Não há subemprego tranqüilinho....


09h35




Subemprego 12: Secretária da Sociedade de Estudos Gaya

O nome era só fachada. Na verdade estudavam gnomos. Meu trabalho era ficar sentadinha na recepção, onde todas as paredes eram abarrotadas de livros sobre gnomos. Alguns bonequinhos de gnomos ficavam sentadinhos entre os livros, todos à venda.

Além de recepcionar os visitantes, eu fornecia informações sobre as pesquisas de campo.

O pagamento era ótimo. Em algum lugar devia ter uma caverna subterrânea cheia de moedas de ouro. Preferia não saber. Os pesquisadores sempre foram muito simpáticos comigo. Aliás, ali todo mundo era simpático e alegre, o tempo todo. Eu me perguntava o motivo de tanta felicidade. Contanto que não aparecessem gnomos de verdade, por mim estava sossegado.

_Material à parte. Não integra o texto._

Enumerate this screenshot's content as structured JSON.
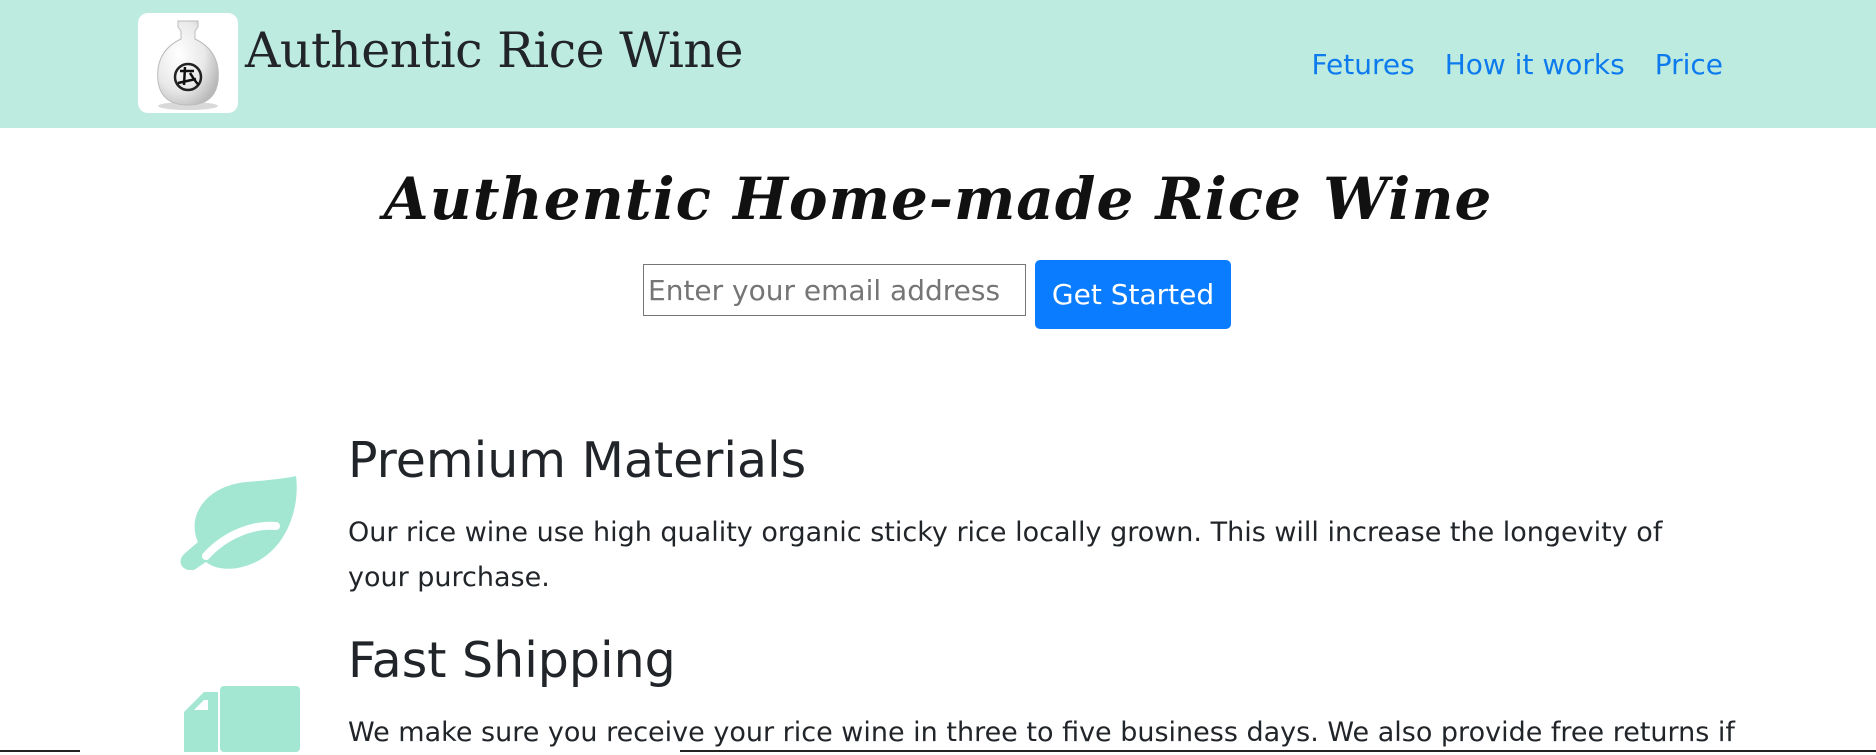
{
  "header": {
    "brand": "Authentic Rice Wine",
    "nav": [
      {
        "label": "Fetures"
      },
      {
        "label": "How it works"
      },
      {
        "label": "Price"
      }
    ]
  },
  "hero": {
    "title": "Authentic Home-made Rice Wine",
    "email_placeholder": "Enter your email address",
    "email_value": "",
    "button_label": "Get Started"
  },
  "features": [
    {
      "icon": "leaf-icon",
      "title": "Premium Materials",
      "text": "Our rice wine use high quality organic sticky rice locally grown. This will increase the longevity of your purchase."
    },
    {
      "icon": "truck-icon",
      "title": "Fast Shipping",
      "text": "We make sure you receive your rice wine in three to five business days. We also provide free returns if"
    }
  ],
  "colors": {
    "header_bg": "#bdebdf",
    "nav_link": "#0d7bee",
    "button_bg": "#0a7cff",
    "icon_mint": "#a3e7d3"
  }
}
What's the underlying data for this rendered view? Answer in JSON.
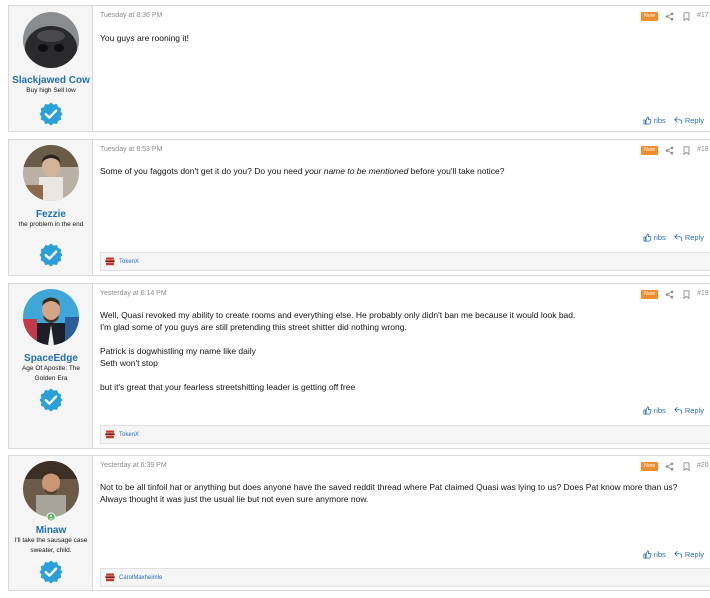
{
  "posts": [
    {
      "author": "Slackjawed Cow",
      "title": "Buy high Sell low",
      "time": "Tuesday at 8:36 PM",
      "new_label": "New",
      "number": "#17",
      "paragraphs": [
        "You guys are rooning it!"
      ],
      "actions": {
        "ribs": "ribs",
        "reply": "Reply"
      }
    },
    {
      "author": "Fezzie",
      "title": "the problem in the end",
      "time": "Tuesday at 8:53 PM",
      "new_label": "New",
      "number": "#18",
      "text_before": "Some of you faggots don't get it do you? Do you need ",
      "text_em": "your name to be mentioned",
      "text_after": " before you'll take notice?",
      "actions": {
        "ribs": "ribs",
        "reply": "Reply"
      },
      "signature": "TokenX"
    },
    {
      "author": "SpaceEdge",
      "title": "Age Of Apostle: The Golden Era",
      "time": "Yesterday at 6:14 PM",
      "new_label": "New",
      "number": "#19",
      "paragraphs": [
        "Well, Quasi revoked my ability to create rooms and everything else. He probably only didn't ban me because it would look bad.",
        "I'm glad some of you guys are still pretending this street shitter did nothing wrong.",
        "",
        "Patrick is dogwhistling my name like daily",
        "Seth won't stop",
        "",
        "but it's great that your fearless streetshitting leader is getting off free"
      ],
      "actions": {
        "ribs": "ribs",
        "reply": "Reply"
      },
      "signature": "TokenX"
    },
    {
      "author": "Minaw",
      "title": "I'll take the sausage case sweater, child.",
      "time": "Yesterday at 6:39 PM",
      "new_label": "New",
      "number": "#20",
      "paragraphs": [
        "Not to be all tinfoil hat or anything but does anyone have the saved reddit thread where Pat claimed Quasi was lying to us? Does Pat know more than us?",
        "Always thought it was just the usual lie but not even sure anymore now."
      ],
      "actions": {
        "ribs": "ribs",
        "reply": "Reply"
      },
      "signature": "CarolMaxheimle"
    }
  ],
  "colors": {
    "username": "#1f6fb2",
    "new_badge": "#f08c2c",
    "verified": "#2a9fd8",
    "link": "#2b6ebd"
  }
}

Até que um dia um gnomo roxo, que ficava sentadinho na última prateleira, pulou. Do nada ele se jogou lá de cima e caiu na minha mesa. Muito calmamente, peguei-o pela cintura e o recoloquei no lugar. No dia seguinte ele repetiu a façanha.

- O baixinho ali já começou a te atazanar? - perguntou o diretor.

Só aí percebi que a coisa era realmente séria. No final do expediente, torci o pescoço do boneco. Eu não ia perder uma boiada daquelas por medo de gnomo, não mesmo.


09h56




Subemprego 11: Vendedora de sonhos

- A primeira coisa sobre vender perfumes é que, na verdade, não estamos vendendo perfume - disse o palestrante.

Gostei disso. Pelo menos era honesto, pois as coisas nunca são o que são.
- Vendemos sonhos. Quando uma mulher compra um perfume, ela está comprando desejo, sedução, sensualidade, beleza, glamour.
Retiro a parte do honesto.

- É isso que vocês devem transmitir!
Ele só não explicava como. Eu passei a empinar mais os peitos e encolher a barriga. Teve uma colega que pintou o cabelo de amarelo. A outra tirou as sobrancelhas e desenhou dois arcos, devia ser o glamour. Falávamos com vozes roucas e cruzávamos e descruzávamos pernas: sensualidade.

Não adiantou nada. Tenho certeza que a escolha era pelo nome. As mais espalhafatosas escolhiam Picasso, as poderosas: Eternity, as esquisitas: Dali, as inexpressivas: CK1.

Eu vivia das amostras grátis e uma inveja corrosiva. A única vantagem é que eu, ao contrário delas, podia mudar meu sonho a cada dia.